Researchers test retinal function, fundus appearance, and retinal morphology to find out if the cat's vision has improved. So far, the results have been promising: researchers have proven that the microphotodiodes are stimulating electrical activity in the visual pathways, and retinal regeneration has slowed.

'Each of the microphotodiodes act independently like a solar cell - when light hits the diode it produces an electrical current,' says Machelle T. Pardue, from the Atlanta Veterans Administration Centre in Georgia, a co-researcher on the project. 'The diodes react in a gradient fashion, such that more light creates greater levels of current. This electrical activity from the retinal prosthetic may have the added benefit of slowing retinal degeneration while also restoring vision.'

Each implant contains hundreds of thousands of microphotodiodes, which are subatomic particles that react to light to generate an electrical impulse.

It's interesting to note that, while researchers understand how the microchip affects vision, and the implant could be used with humans at some point, the complex process of how the brain transmits and reads images is still a mystery.

Because of that, Pardue explained that it seems unlikely a microchip could ever be inserted into a human eye so that the viewed image could be display on a computer monitor for everyone to see.

Cloaking devices

While it seems unlikely as a practical computing endeavour, the concept of cloaking is one that scientists believe is not only possible, but useful in modern society.
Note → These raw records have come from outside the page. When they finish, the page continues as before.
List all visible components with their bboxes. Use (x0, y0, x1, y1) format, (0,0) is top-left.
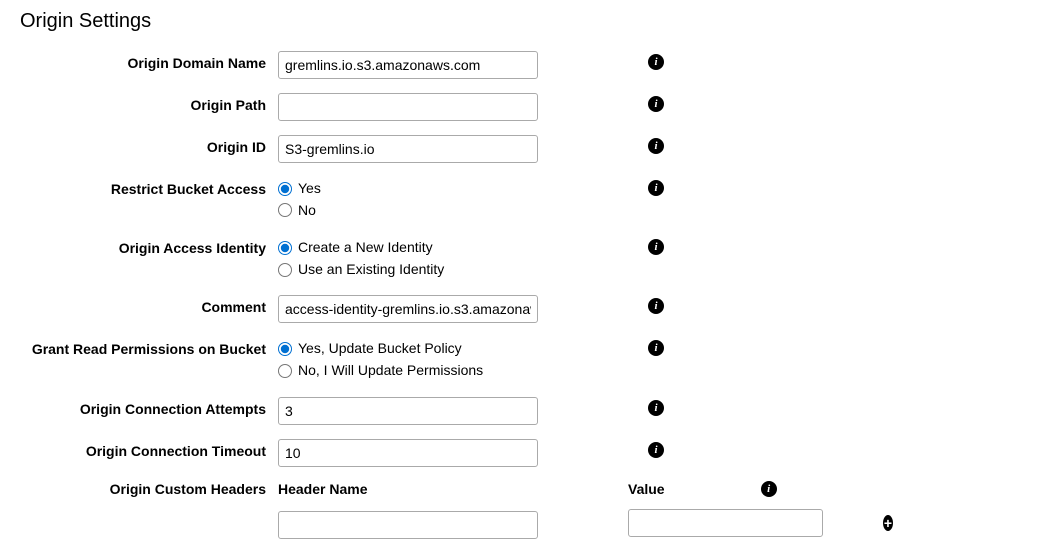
info-icon[interactable]: i (648, 96, 664, 112)
radio-grant-no[interactable] (278, 364, 292, 378)
label-restrict-bucket: Restrict Bucket Access (20, 177, 278, 198)
radio-label-oai-existing[interactable]: Use an Existing Identity (298, 260, 444, 280)
row-custom-headers: Origin Custom Headers Header Name Value … (20, 481, 1018, 539)
label-grant-read: Grant Read Permissions on Bucket (20, 337, 278, 358)
info-icon[interactable]: i (648, 340, 664, 356)
row-access-identity: Origin Access Identity Create a New Iden… (20, 236, 1018, 281)
label-comment: Comment (20, 295, 278, 316)
info-icon[interactable]: i (648, 298, 664, 314)
radio-restrict-no[interactable] (278, 203, 292, 217)
row-connection-timeout: Origin Connection Timeout i (20, 439, 1018, 467)
info-icon[interactable]: i (648, 54, 664, 70)
input-header-value[interactable] (628, 509, 823, 537)
radio-label-grant-yes[interactable]: Yes, Update Bucket Policy (298, 339, 462, 359)
input-connection-attempts[interactable] (278, 397, 538, 425)
label-id: Origin ID (20, 135, 278, 156)
row-comment: Comment i (20, 295, 1018, 323)
radio-label-grant-no[interactable]: No, I Will Update Permissions (298, 361, 483, 381)
radio-label-restrict-no[interactable]: No (298, 201, 316, 221)
info-icon[interactable]: i (648, 239, 664, 255)
row-restrict-bucket: Restrict Bucket Access Yes No i (20, 177, 1018, 222)
add-header-icon[interactable]: + (883, 515, 893, 531)
header-value-col-label: Value (628, 481, 665, 497)
input-header-name[interactable] (278, 511, 538, 539)
radio-restrict-yes[interactable] (278, 182, 292, 196)
radio-grant-yes[interactable] (278, 342, 292, 356)
radio-oai-existing[interactable] (278, 263, 292, 277)
info-icon[interactable]: i (761, 481, 777, 497)
info-icon[interactable]: i (648, 400, 664, 416)
input-id[interactable] (278, 135, 538, 163)
label-connection-attempts: Origin Connection Attempts (20, 397, 278, 418)
input-comment[interactable] (278, 295, 538, 323)
label-custom-headers: Origin Custom Headers (20, 481, 278, 497)
label-domain-name: Origin Domain Name (20, 51, 278, 72)
radio-label-oai-create[interactable]: Create a New Identity (298, 238, 433, 258)
info-icon[interactable]: i (648, 138, 664, 154)
input-domain-name[interactable] (278, 51, 538, 79)
label-access-identity: Origin Access Identity (20, 236, 278, 257)
row-domain-name: Origin Domain Name i (20, 51, 1018, 79)
radio-oai-create[interactable] (278, 241, 292, 255)
info-icon[interactable]: i (648, 180, 664, 196)
info-icon[interactable]: i (648, 442, 664, 458)
input-path[interactable] (278, 93, 538, 121)
radio-label-restrict-yes[interactable]: Yes (298, 179, 321, 199)
page-title: Origin Settings (20, 10, 1018, 33)
row-id: Origin ID i (20, 135, 1018, 163)
label-path: Origin Path (20, 93, 278, 114)
row-connection-attempts: Origin Connection Attempts i (20, 397, 1018, 425)
row-path: Origin Path i (20, 93, 1018, 121)
input-connection-timeout[interactable] (278, 439, 538, 467)
header-name-col-label: Header Name (278, 481, 538, 497)
label-connection-timeout: Origin Connection Timeout (20, 439, 278, 460)
row-grant-read: Grant Read Permissions on Bucket Yes, Up… (20, 337, 1018, 382)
In science fiction, ships in Star Trek can attack another vessel without notice, or a man can wear a cloak and sneak into a party without paying the entry fee. Yet, "cloaking" is more than just obscuring a physical object. It can relate to how wavelengths move around miniscule objects, especially in lasers and medical equipment.

At the Ames Laboratory in Ames, Iowa (US), researchers have already demonstrated how a 2D object can appear invisible and deflect the microwave emissions around it. The concept works the same as the optical illusion that occurs in a river when a rock seems to disappear from a certain vantage point, except that the Ames experiments are at nanoscale sizes.
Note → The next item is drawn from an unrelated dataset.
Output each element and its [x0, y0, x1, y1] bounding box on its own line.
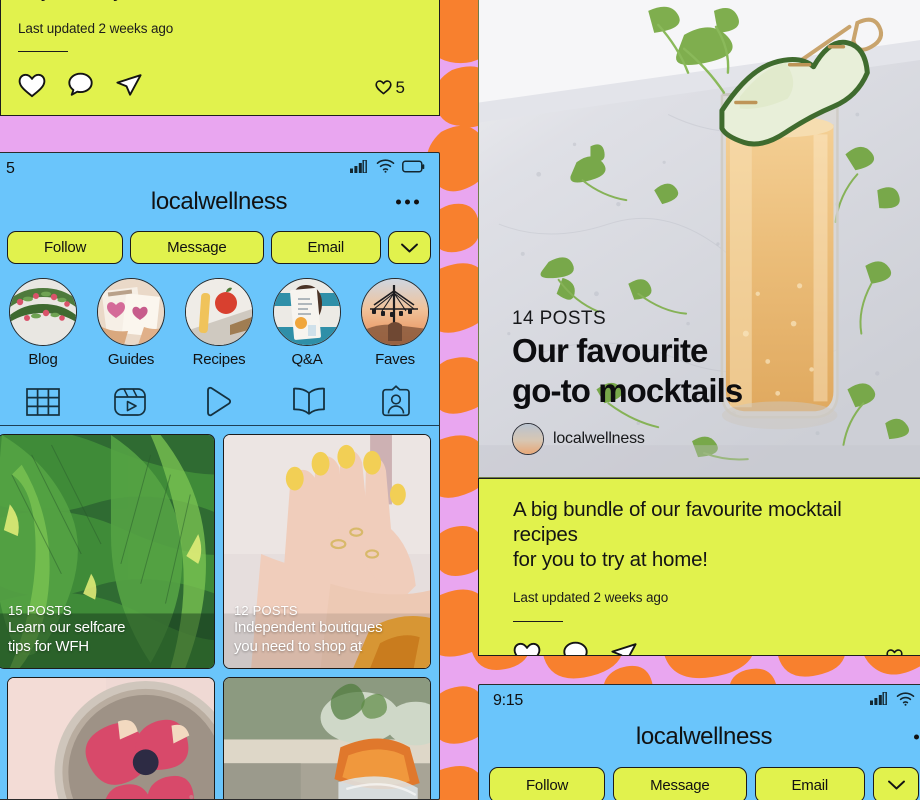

Metamaterials (which are microscopic materials that change the properties and movement of other materials) channel microwaves around an object at GHz frequencies.

In the future, it may be possible to use the same technique for visible objects, and could aid in medical diagnosis using more powerful metamaterial lasers that can find molecules previously undetectable in humans.

'Metamaterials can be used to make miniaturised devices,' says Costas Soukoulsi, a researcher on the project. 'In principle, they could be manufactured into antennas and waveguides that are 100 times smaller and much lighter than those of today, transforming hardware design in mobile communications, aeronautical systems and other strategic sectors. Metamaterials can also produce materials that are totally non-reflecting over certain frequency ranges, regardless of the angle of incident radiation.'

Soukoulsi explained that conventional lenses have one major hindrance: they are unable to detect the radiation that is finer than the wavelength itself, focusing on far-field components instead of near-field radiation, which decays quickly.

Lenses that use metamaterials could produce much finer resolution. Already, the Imperial College in London is experimenting with how metamaterial lasers could be used to vastly improve the scan ability of Magnetic Resonance Imaging (MRI) lenses.

With the smaller size, new microscopic chips could communicate using nanometre antennas, while using less energy than conventional wireless transmissions. 'Metamaterials could have applications in almost any field that exploits electro-magnetic radiation,' says Soukoulsi.